Marpurg, homme supérieur, qui possédait une grande partie des qualités nécessaires pour écrire une bonne histoire de la musique, effrayé sans doute à l'Idée d'une semblable entreprise, n'a donné qu'une introduction critique à l'Histoire de la musique ancienne et moderne (I), qu'il n'a pas même achevée, car il ne dépasse pas l'époque de Pythagore ; en sorte que son livre offre peu d'intérêt.

L'Histoire générale, critique et philosophique de la musique, par Blainville ne mérite pas d'être citée. J'en dirai autant de l'Essai sue la Musique ancienne et moderne (3) de Laborde, si au milieu de ses inexactitudes et des idées fausses qui y sont répandues, on ne trouvait des renseignements utiles. Du reste, ni plan ni vues dans cette volumineuse compilation, qui n'a dû son succès qu'à l'absence de tout autre ouvrage sur la même matière.

Ce n'est que comme une collection de matériaux que l'Histoire générale de la musique de Hawkins (4), mérite quelqu'estime. Le littérateur anglais, à qui on la doit, mu par le seul désir de contribuer aux progrès de l'art, quoiqu'il ne fût  que médiocrement musicie, fit des dépenses considérables pour établir cet ouvrage à ses frais, et donna ensuite toute l'édition au libraire Payne, pour en tirer le parti qui lui conviendrait. Un semblable dévouement méritat que l'ouvrage fût mieux accueilli ; mais il parut dans des circonstances défavorables. Burney avait aussi annoncé une histoire générale de la musique quelques années auparavant ; il avait parcouru une partie de l'Europe pour rassembler ses matériaux, et s'était lié d'amitié avec tous les artistes et tous les savants de la France, de l'Italie et de l'Allemagne ; enfin, il avait publié la relation de son voyage musical, et le succès avait si bien couronné cette première entreprise, que deux éditions du voyage avaient été enlevées en un instant. On attendait avec impatience l'histoire de la musique promise par l'auteur de ce voyage. Le premier volume parut en même temps que celui de Hawkins ; il annonçait pus de méthode, et fut préféré, malgré l'intervalle de treize ans qui s'écoula pendant le publication des autres volumes, et quoique les cinq volumes de Hawkins eussent paru à la fois. Ce dernier eut le chagrin de voir son livre repoussé par le public, pendant que celui de son compétiteur était recherché : l'un se donnait à vil prix, l'autre se payait au poids de l'or.
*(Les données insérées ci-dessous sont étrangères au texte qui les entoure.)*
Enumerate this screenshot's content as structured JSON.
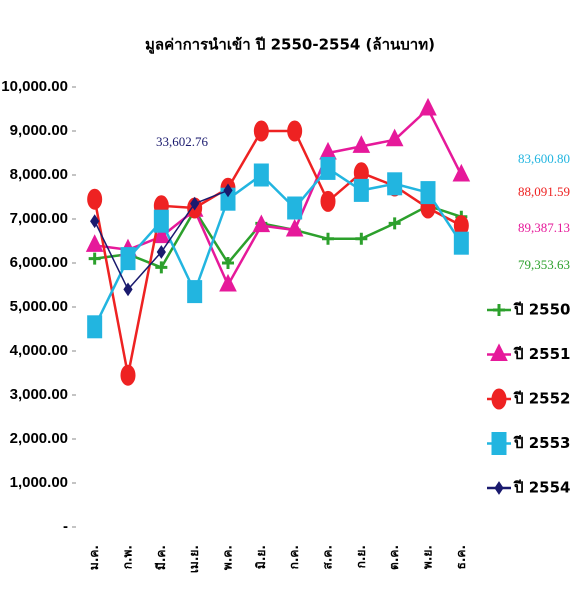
{
  "chart_data": {
    "type": "line",
    "title": "มูลค่าการนำเข้า ปี 2550-2554 (ล้านบาท)",
    "categories": [
      "ม.ค.",
      "ก.พ.",
      "มี.ค.",
      "เม.ย.",
      "พ.ค.",
      "มิ.ย.",
      "ก.ค.",
      "ส.ค.",
      "ก.ย.",
      "ต.ค.",
      "พ.ย.",
      "ธ.ค."
    ],
    "series": [
      {
        "name": "ปี 2550",
        "color": "#2ca02c",
        "marker": "plus",
        "values": [
          6100,
          6200,
          5900,
          7200,
          6000,
          6900,
          6750,
          6550,
          6550,
          6900,
          7300,
          7050
        ]
      },
      {
        "name": "ปี 2551",
        "color": "#e6199a",
        "marker": "triangle",
        "values": [
          6400,
          6300,
          6600,
          7200,
          5500,
          6850,
          6750,
          8500,
          8650,
          8800,
          9500,
          8000
        ]
      },
      {
        "name": "ปี 2552",
        "color": "#ee2222",
        "marker": "circle",
        "values": [
          7450,
          3450,
          7300,
          7250,
          7700,
          9000,
          9000,
          7400,
          8050,
          7750,
          7250,
          6850
        ]
      },
      {
        "name": "ปี 2553",
        "color": "#22b5e0",
        "marker": "square",
        "values": [
          4550,
          6100,
          6950,
          5350,
          7450,
          8000,
          7250,
          8150,
          7650,
          7800,
          7600,
          6450
        ]
      },
      {
        "name": "ปี 2554",
        "color": "#1a1a6e",
        "marker": "diamond",
        "values": [
          6950,
          5400,
          6250,
          7350,
          7650,
          null,
          null,
          null,
          null,
          null,
          null,
          null
        ]
      }
    ],
    "annotations": [
      {
        "text": "33,602.76",
        "color": "#1a1a6e"
      },
      {
        "text": "83,600.80",
        "color": "#22b5e0"
      },
      {
        "text": "88,091.59",
        "color": "#ee2222"
      },
      {
        "text": "89,387.13",
        "color": "#e6199a"
      },
      {
        "text": "79,353.63",
        "color": "#2ca02c"
      }
    ],
    "ylim": [
      0,
      10000
    ],
    "yticks": [
      {
        "value": 0,
        "label": "-"
      },
      {
        "value": 1000,
        "label": "1,000.00"
      },
      {
        "value": 2000,
        "label": "2,000.00"
      },
      {
        "value": 3000,
        "label": "3,000.00"
      },
      {
        "value": 4000,
        "label": "4,000.00"
      },
      {
        "value": 5000,
        "label": "5,000.00"
      },
      {
        "value": 6000,
        "label": "6,000.00"
      },
      {
        "value": 7000,
        "label": "7,000.00"
      },
      {
        "value": 8000,
        "label": "8,000.00"
      },
      {
        "value": 9000,
        "label": "9,000.00"
      },
      {
        "value": 10000,
        "label": "10,000.00"
      }
    ],
    "grid": false
  }
}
On a connu, depuis lors, l'utilité de l'ouvrage de Hawkins ; il est devenu rare, et son prix a beaucoup augmenté.

Dès l'arrivée de Burney sur le continent, le plan de son histoire de la musique(1) était arrêté., et s'il y fit quelques légers changements, ils luis furent suggérés plutôt par les circonstances particulières, que par des observations profondes qui auraient motivé ces modifications. Ce plan est régulier, sous le rapport chronologique ; mais on y aperçoit point ces vues élevées qui  donnent à un ouvrage une supériorité marquée. Après avoir mis en œuvre, avec assez d'adresse, les matériaux qu'il avait à sa disposition, pour la musique des anciens, qui est l'objet de son premier volume, on peut dire qu'il a passé à côté de la musique du moyen-âge, antérieure au quinzième siècle, et qu'il n'a fait que l'entrevoir. Il a mieux saisi dans son dix-neuvième volume, l'ensemble de la révolution opérée par les musiciens français et gallo-belges dans les quinzième et seizième siècles, et c'est à lui qu'on est redevable des lumières qu'on a acquises sur l'histoire de la musique en Angleterre, à ces mêmes époques. Il est vrai que l'histoire d'Hawkins a pu lui être d'un grande utilité pour cette partie de son ouvrage. Quant aux deux derniers volumes de son livre, ils ont le défaut de n'être d'une part que la répétition des observations qu'il avait consignées dans la relation de son voyage ; et de l'autre, de n'être qu'une espèce de gazette des représentations dramatiques aux différents théâtres de Londres. Burney avait de l'instruction, dans le sens qu'on attache communément à ce mot, c'est-à-dire qu'il avait des langues anciennes et modernes, l'histoire, la chronologie etc., pour l'objet qu'il traitait, quoiqu'il fut musicien, son savoir en musique manquait de la profondeur nécessaire pour un pareil travail ; il voyait superficiellement et se hâtait de conclure.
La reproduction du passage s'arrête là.